The aim was to make the orangery look like it had always been there: elegant and highly detailed, ornate brickwork was chosen to match the main house, and light from large expanses of glass maximised with the use of steel-frame windows. While the footprint is modest – just 50 sq metres – inside, proportions are generous (the ceiling is almost 4m high). The layout of the main living space includes one full wall of joinery concealing dishwasher, hob, oven, TV and even drawers of file storage so living arrangements are complete. “As our practice integrates architecture and interior design, we are reminded every day that design works best when considered from all the angles – both should get equal billing but so often, one dominates at the expense of the other,” says Kelly.
So often garden rooms are under-used, they may lack the warmth, comfort and functionality required for multi-purpose living. “We prioritised all these elements,” says architect John Kelly. “It’s important to make outdoor rooms liveable all year round.”

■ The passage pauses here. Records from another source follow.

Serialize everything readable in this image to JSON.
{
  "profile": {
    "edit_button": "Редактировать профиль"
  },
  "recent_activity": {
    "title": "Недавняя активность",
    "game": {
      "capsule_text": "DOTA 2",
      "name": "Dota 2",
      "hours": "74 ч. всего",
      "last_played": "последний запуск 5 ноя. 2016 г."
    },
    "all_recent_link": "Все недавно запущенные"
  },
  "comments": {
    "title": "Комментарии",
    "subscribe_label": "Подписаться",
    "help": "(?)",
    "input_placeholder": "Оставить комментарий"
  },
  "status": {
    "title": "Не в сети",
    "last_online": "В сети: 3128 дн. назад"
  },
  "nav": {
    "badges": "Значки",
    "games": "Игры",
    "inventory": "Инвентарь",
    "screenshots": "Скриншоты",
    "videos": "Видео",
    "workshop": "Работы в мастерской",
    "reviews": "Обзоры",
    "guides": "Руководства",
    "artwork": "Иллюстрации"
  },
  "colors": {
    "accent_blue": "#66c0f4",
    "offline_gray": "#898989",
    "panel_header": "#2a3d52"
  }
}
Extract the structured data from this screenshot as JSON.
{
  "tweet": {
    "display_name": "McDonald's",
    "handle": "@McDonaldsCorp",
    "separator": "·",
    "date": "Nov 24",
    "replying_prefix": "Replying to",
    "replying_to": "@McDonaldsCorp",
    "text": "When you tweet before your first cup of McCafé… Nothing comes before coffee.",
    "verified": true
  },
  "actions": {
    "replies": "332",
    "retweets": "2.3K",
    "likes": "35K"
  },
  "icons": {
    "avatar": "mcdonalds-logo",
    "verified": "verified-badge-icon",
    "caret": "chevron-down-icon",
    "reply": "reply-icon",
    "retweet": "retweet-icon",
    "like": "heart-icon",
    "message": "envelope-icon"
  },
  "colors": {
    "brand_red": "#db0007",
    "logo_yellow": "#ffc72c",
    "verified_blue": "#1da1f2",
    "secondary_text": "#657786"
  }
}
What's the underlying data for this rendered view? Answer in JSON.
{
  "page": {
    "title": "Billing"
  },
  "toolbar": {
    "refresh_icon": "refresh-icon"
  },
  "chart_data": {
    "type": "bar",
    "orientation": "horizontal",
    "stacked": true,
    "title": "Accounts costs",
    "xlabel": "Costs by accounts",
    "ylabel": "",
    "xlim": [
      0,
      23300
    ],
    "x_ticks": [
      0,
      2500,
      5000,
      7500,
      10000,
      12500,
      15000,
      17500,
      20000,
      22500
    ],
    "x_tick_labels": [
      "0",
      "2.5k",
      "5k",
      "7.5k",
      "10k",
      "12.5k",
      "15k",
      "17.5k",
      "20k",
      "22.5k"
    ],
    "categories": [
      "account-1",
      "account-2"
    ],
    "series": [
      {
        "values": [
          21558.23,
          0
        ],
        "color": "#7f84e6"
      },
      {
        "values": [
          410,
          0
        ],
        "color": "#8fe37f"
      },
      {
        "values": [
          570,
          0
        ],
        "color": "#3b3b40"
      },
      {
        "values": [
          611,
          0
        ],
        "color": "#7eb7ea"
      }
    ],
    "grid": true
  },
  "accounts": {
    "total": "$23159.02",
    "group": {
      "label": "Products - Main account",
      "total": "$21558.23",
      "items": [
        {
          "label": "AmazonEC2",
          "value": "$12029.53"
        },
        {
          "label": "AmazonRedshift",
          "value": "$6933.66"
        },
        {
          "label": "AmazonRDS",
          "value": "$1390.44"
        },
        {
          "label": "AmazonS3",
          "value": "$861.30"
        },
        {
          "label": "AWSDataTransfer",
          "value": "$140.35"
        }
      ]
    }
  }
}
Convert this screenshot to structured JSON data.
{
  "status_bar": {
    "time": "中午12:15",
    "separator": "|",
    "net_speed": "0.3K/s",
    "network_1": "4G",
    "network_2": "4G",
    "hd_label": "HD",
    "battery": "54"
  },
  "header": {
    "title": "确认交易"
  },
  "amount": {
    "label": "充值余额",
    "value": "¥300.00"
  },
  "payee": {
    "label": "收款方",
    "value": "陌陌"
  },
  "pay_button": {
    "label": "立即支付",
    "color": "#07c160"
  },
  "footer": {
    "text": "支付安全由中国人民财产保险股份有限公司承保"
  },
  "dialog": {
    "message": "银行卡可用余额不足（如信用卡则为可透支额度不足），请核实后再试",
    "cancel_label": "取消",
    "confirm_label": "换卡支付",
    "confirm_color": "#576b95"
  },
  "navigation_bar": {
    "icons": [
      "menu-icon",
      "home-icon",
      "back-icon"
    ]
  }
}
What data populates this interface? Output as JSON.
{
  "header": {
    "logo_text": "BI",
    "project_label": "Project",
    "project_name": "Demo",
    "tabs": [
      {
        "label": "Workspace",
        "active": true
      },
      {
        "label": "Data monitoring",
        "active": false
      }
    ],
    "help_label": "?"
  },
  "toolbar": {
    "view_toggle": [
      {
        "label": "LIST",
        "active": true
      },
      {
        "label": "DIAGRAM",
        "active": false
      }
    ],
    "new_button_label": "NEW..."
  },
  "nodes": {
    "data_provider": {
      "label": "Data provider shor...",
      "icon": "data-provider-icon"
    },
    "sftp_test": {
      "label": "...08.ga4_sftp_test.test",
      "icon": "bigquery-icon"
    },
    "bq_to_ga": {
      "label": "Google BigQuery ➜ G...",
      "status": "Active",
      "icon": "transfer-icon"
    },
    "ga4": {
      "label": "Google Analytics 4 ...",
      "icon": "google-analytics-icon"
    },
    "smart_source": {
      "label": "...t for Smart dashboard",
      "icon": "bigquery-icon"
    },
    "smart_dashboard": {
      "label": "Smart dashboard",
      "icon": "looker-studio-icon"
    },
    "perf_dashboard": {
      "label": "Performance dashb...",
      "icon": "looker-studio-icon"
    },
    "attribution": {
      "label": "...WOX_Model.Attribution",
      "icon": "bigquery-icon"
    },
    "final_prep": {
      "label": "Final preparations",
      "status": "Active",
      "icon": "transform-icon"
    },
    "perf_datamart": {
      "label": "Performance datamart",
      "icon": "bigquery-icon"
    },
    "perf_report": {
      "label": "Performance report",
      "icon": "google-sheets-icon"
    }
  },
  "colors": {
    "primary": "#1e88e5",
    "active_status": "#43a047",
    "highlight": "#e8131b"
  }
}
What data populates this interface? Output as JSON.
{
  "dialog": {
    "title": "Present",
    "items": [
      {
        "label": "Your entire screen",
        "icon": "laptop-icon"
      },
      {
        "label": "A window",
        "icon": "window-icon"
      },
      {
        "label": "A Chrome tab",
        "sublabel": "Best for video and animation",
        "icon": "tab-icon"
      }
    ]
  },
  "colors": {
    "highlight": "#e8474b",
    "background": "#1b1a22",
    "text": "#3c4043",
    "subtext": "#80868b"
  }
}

“Arches are a nice way of creating a contemporary association with the past,” says architect John Kelly of LyonsKelly of his classical orangery design. The low-rise parapet means the slate roof is barely visible; steel-frame doors and windows maximise the light. Voiles are used to soften the effect.
From the orangery you can see the terrace of the main house; the main living area is an excellent party space and an extra sitting room.
Comforts include a solid oak woodblock floor with underfloor heating; the orangery bedroom is ideal for guests.